Final positions. To start with, we define as “final” all the annotation positions leading directly to the <end> position, and the same for the prediction positions. In our example, 1 prediction position and 3 annotation positions are final (green), and the corresponding steps to the <end> are shown in green. We define a “final matrix position” as a combination of final annotation position and final prediction position (green dots). Being in a final martrix position, we are after final tokens in both sequences, that is essentially at the end. So, best path are empty for the final matrix positions, and their scores are zero.

Now we are going to fill the matrix from the final positions to the (<start>, <start>) position.

Matrix filling. Consider some matrix position X with unknown score and best path. Let S be a set of all matrix positions where we can get to in one step from X. In our example, the position X=(“please”, “oh”) contains 5 positions in S(X): 2 for vertical steps, 2 for diagonal and 1 for horizontal. Let’s assume that we know a position score for all positions in S(X). For each Xs ∈ S(X), we can calculate step_score(X, Xs) + score(Xs), and take the argmin across S(X) to find the best source position X*. Thus, score(X) = step_score(X, X*) + score(X*), and the best path for X consists of one step to X* plus the best path for X*.

Using the described process, we fill the whole matrix, starting from the last row from right to left, then the next row, and so on. Alternatively, we can fill the matrix column-wise or even diagonal-wise (which is the best to parallelze computations). Finally, we got a score for the position (<start>, <start>), which is the total number of word errors. To restore the best path (the alignment), it’s enough to keep the source position for each matrix position, and restore the path iteratively.

Complexity. Let A be the total word count in the annotation, and B be the total word count in the prediction. Also, let S(X) be bounded above (which is always the case in real multi-reference annotations). The complexity is O(AB) for the matrix propagation, since the number of operations to fill a cell is bounded above. The complexity of restoring the best path is O(max(A, B)) that is negligible comparing to O(AB). Thus, the overall complexity is O(AB). Since transcriptions B usually have length similar to the annotation A, the complexity is quadratic, as in the Needleman–Wunsch algorithm.

Improved scoring. There may be many cases where the argmin of step_score(X, Xs) + score(Xs) contains more than one source positions. This reflects the fact that there may be many optimal alignments. Across them all, we want to select those in which:

  1. The number of correct matches is the highest.

  2. The mismatched words have the least number of discrepancies in symbols.

This is straightforward to implement.
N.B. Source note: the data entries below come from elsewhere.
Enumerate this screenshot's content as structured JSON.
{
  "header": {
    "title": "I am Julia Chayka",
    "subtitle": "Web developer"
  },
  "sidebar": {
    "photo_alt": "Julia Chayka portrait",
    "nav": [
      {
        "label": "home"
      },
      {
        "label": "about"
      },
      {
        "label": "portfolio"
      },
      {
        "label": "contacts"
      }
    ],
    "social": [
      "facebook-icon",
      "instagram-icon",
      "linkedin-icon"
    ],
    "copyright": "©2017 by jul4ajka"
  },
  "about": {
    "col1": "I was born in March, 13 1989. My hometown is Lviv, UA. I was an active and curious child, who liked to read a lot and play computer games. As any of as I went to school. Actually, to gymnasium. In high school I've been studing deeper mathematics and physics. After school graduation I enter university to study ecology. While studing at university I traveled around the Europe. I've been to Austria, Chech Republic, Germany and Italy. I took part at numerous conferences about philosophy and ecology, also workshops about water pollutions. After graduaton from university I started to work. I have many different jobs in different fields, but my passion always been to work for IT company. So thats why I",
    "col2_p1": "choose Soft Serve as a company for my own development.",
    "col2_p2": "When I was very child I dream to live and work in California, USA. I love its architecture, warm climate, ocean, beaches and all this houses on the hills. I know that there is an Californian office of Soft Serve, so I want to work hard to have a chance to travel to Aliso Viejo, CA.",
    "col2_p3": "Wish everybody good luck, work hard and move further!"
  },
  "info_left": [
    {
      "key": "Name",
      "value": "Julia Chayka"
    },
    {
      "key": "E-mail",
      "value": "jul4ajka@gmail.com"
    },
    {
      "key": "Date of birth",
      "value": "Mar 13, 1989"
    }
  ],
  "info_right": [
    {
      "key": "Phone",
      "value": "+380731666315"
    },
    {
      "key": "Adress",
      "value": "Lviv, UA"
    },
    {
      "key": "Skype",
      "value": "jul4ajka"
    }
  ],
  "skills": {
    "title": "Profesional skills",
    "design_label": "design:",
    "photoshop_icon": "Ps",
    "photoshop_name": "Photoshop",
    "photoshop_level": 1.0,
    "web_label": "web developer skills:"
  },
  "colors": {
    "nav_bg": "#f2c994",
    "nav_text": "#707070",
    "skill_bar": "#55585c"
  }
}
Initially, we have a single score:

n_errors = n_replacements + n_deletions + n_insertions

We replace n_errors with a tuple of three scores:

  1. n_errors

  2. The number of correct matches in the path

  3. Sum character errors for all the transitions int the path

These tuples are compared lexicographically: to compare (A1, B1, C1) with (A2, B2, C2) we first compare A1 with A2, if equal we compare B1 and B2, and if equal we finally compare C1 and C2. This ensures that the resulting best path is still optimal in terms of n_errors.

One possible alternative is to align on a character level (calculating CER instead of WER). Our algorithm is applicable also for this case. Note that such an alignment will not always be optimal in WER sense. This is stll a valid alternative, however, CER have its own biases (for example, it underestimates errors in word endings, since it’s only one or two characters).